Tim, CNN Indonesia | Senin, 01/10/2018 23:50 WIB
Wiranto Sebut 18 Negara Tawarkan Bantuan untuk Sulteng Sejumlah bantuan sembako dari Presiden Joko Widodo siap dibagikan kepada warga korban gempa bumi dan tsunami di Palu. (ANTARA FOTO/ Akbar Tado)
Jakarta, CNN Indonesia -- Menteri Koordinator Bidang Politik, Hukum dan Keamanan Wiranto mengatakan pemerintah telah memutuskan untuk menerima bantuan internasional dalam proses penanggulangan bencana gempa dan tsunami di Palu serta Donggala, Sulawesi Tengah.

"Bahwa presiden sudah memutuskan untuk menerima bantuan-bantuan dari internasional," kata Wiranto di Kantor Kemenko Polhukam, Jakarta, Senin (1/10)

Mantan Panglima ABRI itu menyebut setidaknya terdapat 18 negara yang sudah menawarkan diri memberikan bantuan kepada Indonesia.



Negara-negara itu adalah Amerika Serikat, Prancis, Ceko, Swiss, Norwegia, Hunggaria, Turki, Uni Eropa, Australia, Korea Selatan, Arab Saudi, Qatar, New Zealand, Singapura, Thailand, Jepang, India dan China.

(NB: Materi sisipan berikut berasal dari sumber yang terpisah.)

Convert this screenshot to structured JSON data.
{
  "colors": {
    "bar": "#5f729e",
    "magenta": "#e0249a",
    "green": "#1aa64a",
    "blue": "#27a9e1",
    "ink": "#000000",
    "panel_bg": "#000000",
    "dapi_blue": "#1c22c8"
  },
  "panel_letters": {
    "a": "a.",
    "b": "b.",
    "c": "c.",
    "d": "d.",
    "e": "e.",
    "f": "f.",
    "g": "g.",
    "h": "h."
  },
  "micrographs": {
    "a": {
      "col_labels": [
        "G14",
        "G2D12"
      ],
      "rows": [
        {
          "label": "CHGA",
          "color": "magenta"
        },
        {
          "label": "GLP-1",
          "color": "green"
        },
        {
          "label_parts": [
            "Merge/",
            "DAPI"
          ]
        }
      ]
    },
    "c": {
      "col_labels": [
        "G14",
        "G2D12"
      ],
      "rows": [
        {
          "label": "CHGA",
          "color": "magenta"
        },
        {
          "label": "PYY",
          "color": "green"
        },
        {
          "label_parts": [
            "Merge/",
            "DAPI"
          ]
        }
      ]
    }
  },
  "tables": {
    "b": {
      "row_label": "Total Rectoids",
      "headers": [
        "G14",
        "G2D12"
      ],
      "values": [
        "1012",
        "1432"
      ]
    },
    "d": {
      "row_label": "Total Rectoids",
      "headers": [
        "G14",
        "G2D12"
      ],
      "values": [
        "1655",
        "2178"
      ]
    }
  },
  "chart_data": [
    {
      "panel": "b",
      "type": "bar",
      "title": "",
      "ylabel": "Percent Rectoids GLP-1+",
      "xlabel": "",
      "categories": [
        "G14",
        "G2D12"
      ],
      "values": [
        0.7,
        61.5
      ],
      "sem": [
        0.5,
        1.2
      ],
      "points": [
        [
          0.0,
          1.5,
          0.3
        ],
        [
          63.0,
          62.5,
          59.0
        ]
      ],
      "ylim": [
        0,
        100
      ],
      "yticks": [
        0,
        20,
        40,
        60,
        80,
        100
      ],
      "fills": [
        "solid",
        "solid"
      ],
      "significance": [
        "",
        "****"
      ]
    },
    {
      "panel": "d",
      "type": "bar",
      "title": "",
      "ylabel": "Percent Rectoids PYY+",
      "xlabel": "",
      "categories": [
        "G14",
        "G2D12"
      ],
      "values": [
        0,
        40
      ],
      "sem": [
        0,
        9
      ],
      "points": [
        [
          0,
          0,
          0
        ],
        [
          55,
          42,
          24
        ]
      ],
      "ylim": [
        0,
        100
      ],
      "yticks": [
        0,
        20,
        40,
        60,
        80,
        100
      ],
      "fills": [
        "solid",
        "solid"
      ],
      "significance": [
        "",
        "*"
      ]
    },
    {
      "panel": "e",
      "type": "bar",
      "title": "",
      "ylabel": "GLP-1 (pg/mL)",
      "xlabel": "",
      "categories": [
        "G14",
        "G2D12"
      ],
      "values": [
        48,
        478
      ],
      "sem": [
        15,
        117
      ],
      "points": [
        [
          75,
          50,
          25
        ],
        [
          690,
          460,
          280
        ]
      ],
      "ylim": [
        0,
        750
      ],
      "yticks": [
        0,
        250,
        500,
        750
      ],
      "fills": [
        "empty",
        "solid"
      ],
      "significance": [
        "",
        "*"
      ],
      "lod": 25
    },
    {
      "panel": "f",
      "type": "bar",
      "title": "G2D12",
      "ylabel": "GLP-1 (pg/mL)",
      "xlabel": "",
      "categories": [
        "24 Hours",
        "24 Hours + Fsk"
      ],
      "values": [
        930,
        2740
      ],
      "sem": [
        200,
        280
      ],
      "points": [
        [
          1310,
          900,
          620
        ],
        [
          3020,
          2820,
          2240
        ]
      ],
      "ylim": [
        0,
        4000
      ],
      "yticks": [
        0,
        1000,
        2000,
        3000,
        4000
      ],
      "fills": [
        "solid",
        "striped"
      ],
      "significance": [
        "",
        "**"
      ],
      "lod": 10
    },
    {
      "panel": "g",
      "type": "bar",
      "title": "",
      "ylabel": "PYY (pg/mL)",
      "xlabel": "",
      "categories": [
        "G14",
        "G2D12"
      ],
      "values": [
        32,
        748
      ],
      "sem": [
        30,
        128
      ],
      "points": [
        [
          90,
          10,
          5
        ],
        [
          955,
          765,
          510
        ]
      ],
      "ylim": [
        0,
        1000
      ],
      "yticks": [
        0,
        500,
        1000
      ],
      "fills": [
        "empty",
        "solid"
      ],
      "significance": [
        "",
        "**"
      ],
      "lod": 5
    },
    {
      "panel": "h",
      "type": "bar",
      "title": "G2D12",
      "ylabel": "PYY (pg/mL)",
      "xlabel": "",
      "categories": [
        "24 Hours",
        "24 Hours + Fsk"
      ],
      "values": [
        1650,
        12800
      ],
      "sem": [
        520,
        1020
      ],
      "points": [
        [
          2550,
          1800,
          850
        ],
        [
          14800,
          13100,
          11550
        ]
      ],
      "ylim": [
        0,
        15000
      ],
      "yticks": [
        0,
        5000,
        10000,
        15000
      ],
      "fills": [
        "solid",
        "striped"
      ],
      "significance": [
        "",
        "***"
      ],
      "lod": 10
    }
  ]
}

"Juga ada termasuk UNDP dan kelompok organisasi internasional ASEAN sendiri juga sudah menawarkan," kata dia.

Wiranto Sebut 18 Negara Tawarkan Bantuan untuk Bencana PaluKorban trauma pascagempa di Kecamatan Palu Barat, Kota Palu, Sulawesi Tengah. (CNN Indonesia/Adhi Wicaksono)
Wiranto menyatakan ke-15 negara tersebut mau membantu dalam menangani bencana kali ini karena pemerintah Indonesia memiliki hubungan diplomatik yang erat dengan negara-negara tersebut.

Ia juga bercerita kunjungan kerja Presiden Joko Widodo ke berbagai negara dalam rangka menjalin dan mempererat hubungan bilateral maupun multilateral.

"Jadi itu buah kunjungan dari presiden kita dan membuahkan perasaan partisipasi dan solidaritas antarnegara, dan ini tak bisa ditolak," ungkapnya.


Selain itu, pemerintah turut mempertimbangkan bahwa Indonesia kerap kali berkontribusi memberikan sumbangan bagi negara lain baik dibidang kemanusiaan maupun bencana alam.

Oleh karena itu, ia menilai sudah seharusnya Indonesia menerima timbal balik atas kontribusinya itu ketika menghadapi musibah saat ini.

"Misalnya bantuan bagi pengungsi Rohingya, gempa bumi di Nepal, kekeringan di Somalia, dan bantuan untuk Papua Nugini," kata dia

"Artinya soal bantu membantu merupakan satu tradisi internasional yang perlu kita apresiasi," tambahnya.